É esta ocasião em que encontramos Jesus dentro do templo, junto com seus discípulos. Ele está olhando o vai e vem das pessoas, especificamente Jesus está observando as diferentes pessoas que trazem seu dinheiro para depositar na caixa de ofertas do templo. Muitas pessoas passam diante de Jesus, mas apenas uma lhe chama a atenção o suficiente para dizer aos discípulos, “as outras pessoas deram do que lhes estava sobrando. Ela, porém, que é tão pobre, deu tudo o que tinha para viver” (Mc 12.44).
Entre tantas pessoas, quem chama a atenção de Jesus é uma pobre viúva que, do ponto de vista financeiro, ofertou somente duas moedinhas de pouco valor. É esta pobre mulher quem ganha destaque e é elogiada por Jesus. O que significa esta história? O que Jesus está nos ensinando ao elogiar e destacar esta pobre viúva em meio à tanta gente? E quantos de nós nos identificamos com esta pobre viúva? Quem entre nós vive em situação de vulnerabilidade como esta pobre viúva? Será que nós também precisamos ofertar tudo o que temos para receber um elogio de Jesus? Além disso, pensando em nosso contexto - onde charlatões se aproveitam da fé e do sofrimento das pessoas para vender falsas promessas – o que esta história bíblica significa? Jesus está apoiando que pessoas sejam roubadas de seus recursos necessários para viver?
Na terra de Jesus, uma mulher viúva e pobre não tem uma vida fácil. Uma mulher viúva, que perdeu seu marido, não tem direito à herança e, às vezes, não pode contar com a ajuda de seus familiares. A situação é mais complicada ainda quando a mulher não tem filhos; ou quando tem e são crianças pequenas – isto se traduz em mais bocas para alimentar. Se a família de seu marido é pobre, a mulher é considerada um fardo extra. E se a intenção é retornar à sua família de origem, estes teriam de pagar um valor para a família do falecido marido. Tal é a situação de vulnerabilidade que muitas mulheres viúvas e pobres tem de enfrentar nos tempos e na terra de Jesus.

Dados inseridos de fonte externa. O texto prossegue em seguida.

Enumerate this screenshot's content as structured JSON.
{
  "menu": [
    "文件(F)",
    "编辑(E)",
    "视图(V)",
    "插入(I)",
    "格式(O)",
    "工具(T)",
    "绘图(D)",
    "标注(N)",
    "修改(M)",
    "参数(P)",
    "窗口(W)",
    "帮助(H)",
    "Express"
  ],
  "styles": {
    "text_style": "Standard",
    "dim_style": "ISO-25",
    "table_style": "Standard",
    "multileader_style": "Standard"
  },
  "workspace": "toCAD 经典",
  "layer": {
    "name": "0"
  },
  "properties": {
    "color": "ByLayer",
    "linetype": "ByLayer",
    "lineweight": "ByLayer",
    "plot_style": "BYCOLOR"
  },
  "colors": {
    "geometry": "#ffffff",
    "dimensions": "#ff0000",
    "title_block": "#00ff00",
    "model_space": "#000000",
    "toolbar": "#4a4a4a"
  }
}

Uma instituição, entretanto, lhes está disponível para lhes ajudar: o templo de Jerusalém. O templo de Jerusalém, incluindo os sacerdotes e suas famílias, era mantido pelas ofertas. Entretanto, parte das ofertas recolhidas no templo são destinadas especificamente para ajudar as mulheres viúvas e as crianças órfãs. Estas ofertas recolhidas e repartidas são consideradas como vontade de Deus expressa na lei judaica, como, por exemplo, “O SENHOR Deus diz, ‘Sempre haverá pessoas pobres e necessitadas no meio do povo, e por isso eu ordeno que vocês sejam generosos com todos eles’” (Dt 15.11 - este texto em DT faz parte do bloco de instruções quanto ao culto. Veja também o livro de E. P. Sanders, “Judaism: practice and belief). As ofertas recolhidas e repartidas no templo são um reconhecimento que todos os bens e todos os dons vêm de Deus e que nós somos apenas administradores e administradoras destes dons e bens. No fundo, é um reconhecimento que nada nos pertence, que recebemos os dons para promover vida digna para todas as pessoas. A partilha das ofertas do templo, portanto, é um tipo de previdência social do mundo antigo, um tipo de INSS que protege e garante o futuro das viúvas e crianças órfãs. A partilha das ofertas do templo, portanto, é uma expressão de espiritualidade, um gesto de confiança no Deus que ampara e dá o sustento e que nos chama para, na medida do possível, repartir o que temos com outras pessoas.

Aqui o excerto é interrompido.